The government has also ditched a $20 per fortnight increase in FTB benefits it proposed earlier in the year in an effort to court Senate support.

Speaking in the Senate, Nick Xenophon signalled his NXT bloc would support the revised package to end the “stalemate” over the government’s childcare reforms.

Xenophon argued the indexation freeze would not leave families worse off in a “low-inflation environment.”

“In my view, this was the least worst option,” Xenophon told the Senate on Wednesday morning.

Labor objected to the government reordering the Senate business to expedite the two packages. Labor’s Senate leader, Penny Wong, fired off a broadside at the government, declaring the chamber was being asked to pass legislation it had not yet seen.

“This is a secret deal to take money off Australian families and that they’re not even prepared to demonstrate it to the Senate,” Wong told the chamber.

“The bill that the crossbenchers have agreed to bring on for debate we haven’t even seen.

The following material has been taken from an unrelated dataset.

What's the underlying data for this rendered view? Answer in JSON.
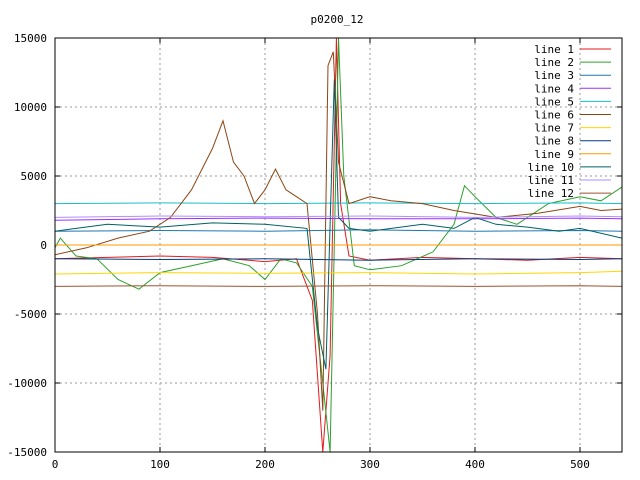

That’s no way to run the Senate.”

The shadow minister for social services, Jenny Macklin, later accused the government of reviving an Abbott-era budget cut with the indexation freeze.

Macklin said freezing the indexation of family tax benefit rates would mean that 1.5 million Australian families would be be worse off.

It’s not yet clear whether the One Nation Senate bloc is on board with the welfare changes.

The redux comes after the NXT dug in its heels earlier this year, refusing to support the so-called “omnibus” bill on the basis the proposed cuts, combined with the childcare cuts, were “robbing Peter to pay Paul.”

On Monday Pauline Hanson also warned that One Nation would block the proposed omnibus bill because it cut “too deeply and too broadly.” Hanson gave the government 24 hours to improve its current offer.

She linked the government’s proposed welfare cuts in the omnibus bill to the issue of multinational tax avoidance, saying the government needed to realise that companies must “pay their way … before those with the least are asked to tighten their belts.”

On Wednesday, before the new bill was tabled, Pauline Hanson’s chief of staff, James Ashby, told Guardian Australia negotiations were continuing.

The education minister, Simon Birmingham, said on Wednesday morning that the government was determined to get its childcare changes through parliament.

Birmingham said the government had “an outstanding track record of actually getting things done with the Senate.”

“That comes by being pragmatic, it comes by actually working cooperatively with the different parties elected to the Senate.”

He said the government was still talking to the Senate crossbenchers about which welfare savings measures they would support to pay for the $1.6bn childcare changes.

Malcolm Turnbull said on Tuesday, while visiting a childcare centre, that parliament needed to pass the childcare package.

“The important thing is, for the sake of these little kids and their parents and many others like them, that these reforms are passed,” Turnbull said.

“As Senator Birmingham said, they have been widely applauded through the sector, through the community, they’ve come through the Productivity Commission’s work.

“This has been a very well-designed reform of childcare and it deserves the support of the parliament, and in particular the Senate,” he said.